Morfessor 2.0 (Creutz 2002) employs an unsupervised probablistic Minimum Description Length (MDL) algorithm (Creutz and Lagos 2002) for the induction the morphology of natural language. The recursive MDL method splits a corpus into segments (morphs). Segmentor is a tool for correcting incorrect Morfessor splits. It accomplishes this in an unsupervised fashion first by building lexicons of prefixes (p), stems (s), and suffixes (e) seeds, and then by iterating through the text and mapping words to morphological signature labels.

For instance,

un known → p-s (prefix-stem)
pre heat ing → p-s-e (prefix-stem-suffix)
sun tan → s-s (stem-stem)

Creutz and Lagos (2002) estimate accuracy for Finnish at around 49.6% (all correct splits), with 20.6% incorrect splits (one or more errors) and 29.7% incomplete splits (no errors but missing splits).
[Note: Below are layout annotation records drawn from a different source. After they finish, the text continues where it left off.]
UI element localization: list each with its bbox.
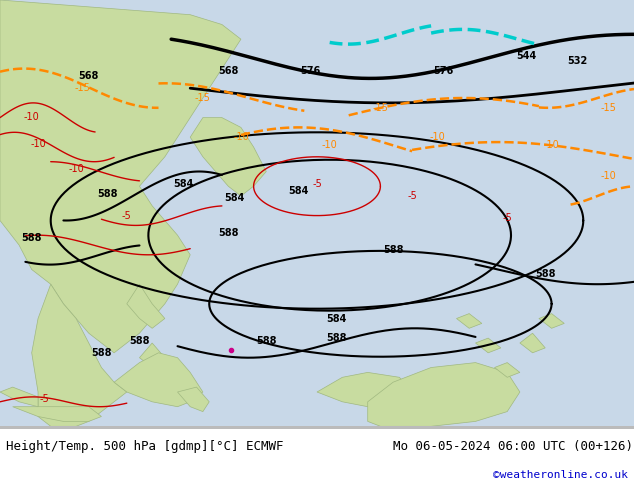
Polygon shape bbox=[456, 314, 482, 328]
Text: 568: 568 bbox=[218, 66, 238, 76]
Text: 576: 576 bbox=[301, 66, 321, 76]
Polygon shape bbox=[139, 343, 178, 377]
Text: 588: 588 bbox=[383, 245, 403, 255]
Text: -5: -5 bbox=[312, 179, 322, 189]
Bar bbox=[0, 426, 634, 490]
Polygon shape bbox=[368, 363, 520, 426]
Text: -10: -10 bbox=[24, 112, 39, 122]
Text: -15: -15 bbox=[372, 103, 389, 113]
Polygon shape bbox=[0, 387, 38, 407]
Text: -10: -10 bbox=[322, 140, 337, 149]
Text: Height/Temp. 500 hPa [gdmp][°C] ECMWF: Height/Temp. 500 hPa [gdmp][°C] ECMWF bbox=[6, 441, 284, 453]
Polygon shape bbox=[127, 284, 165, 328]
Text: 588: 588 bbox=[22, 233, 42, 243]
Text: 588: 588 bbox=[326, 333, 346, 343]
Polygon shape bbox=[0, 0, 241, 353]
Text: -10: -10 bbox=[68, 164, 84, 174]
Polygon shape bbox=[520, 333, 545, 353]
Polygon shape bbox=[178, 387, 209, 412]
Text: -10: -10 bbox=[430, 132, 445, 142]
Text: ©weatheronline.co.uk: ©weatheronline.co.uk bbox=[493, 470, 628, 480]
Text: 588: 588 bbox=[535, 270, 555, 279]
Text: 584: 584 bbox=[174, 179, 194, 189]
Text: Mo 06-05-2024 06:00 UTC (00+126): Mo 06-05-2024 06:00 UTC (00+126) bbox=[393, 441, 633, 453]
Text: -5: -5 bbox=[122, 211, 132, 220]
Bar bbox=[0, 0, 634, 426]
Polygon shape bbox=[13, 407, 101, 421]
Text: -15: -15 bbox=[74, 83, 91, 93]
Text: 568: 568 bbox=[79, 71, 99, 81]
Text: -5: -5 bbox=[39, 394, 49, 404]
Text: 588: 588 bbox=[129, 336, 150, 345]
Bar bbox=[0, 426, 634, 429]
Text: -10: -10 bbox=[233, 132, 249, 142]
Text: 588: 588 bbox=[98, 189, 118, 198]
Text: -15: -15 bbox=[195, 93, 211, 103]
Text: 588: 588 bbox=[218, 228, 238, 238]
Text: 584: 584 bbox=[288, 186, 308, 196]
Text: 588: 588 bbox=[91, 348, 112, 358]
Polygon shape bbox=[317, 372, 412, 407]
Text: 532: 532 bbox=[567, 56, 587, 66]
Text: -10: -10 bbox=[544, 140, 559, 149]
Text: 588: 588 bbox=[256, 336, 276, 345]
Text: -5: -5 bbox=[407, 191, 417, 201]
Polygon shape bbox=[495, 363, 520, 377]
Polygon shape bbox=[476, 338, 501, 353]
Text: -10: -10 bbox=[601, 172, 616, 181]
Text: 544: 544 bbox=[516, 51, 536, 61]
Text: -5: -5 bbox=[502, 213, 512, 223]
Text: 576: 576 bbox=[434, 66, 454, 76]
Text: 584: 584 bbox=[326, 314, 346, 323]
Polygon shape bbox=[539, 314, 564, 328]
Polygon shape bbox=[190, 118, 266, 196]
Text: -15: -15 bbox=[600, 103, 617, 113]
Text: 584: 584 bbox=[224, 194, 245, 203]
Polygon shape bbox=[32, 284, 127, 426]
Text: -10: -10 bbox=[30, 139, 46, 149]
Polygon shape bbox=[114, 353, 203, 407]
Segmentor addresses the issue of incorrect splits by shifting a suspicious morpheme boundary (leftward or rightward) until an already occurring morph can be matched and a wellformed signature can be assigned. For instance, if Morfessor outputs un believa ble (p-s-e) or s un set (p-p-s) and the morphs able and sun have already been seen, then the output would be corrected to un belieb able (p-s-e) and sun set (s-s).

Segmentor also contains tools for tokenization of a text into Morfessor ready input, visualization of the splits, analysis of the distribution of the splits (statistics), and classes encapsulating morphological information, which can be used for the machine translation (MT) of subword units.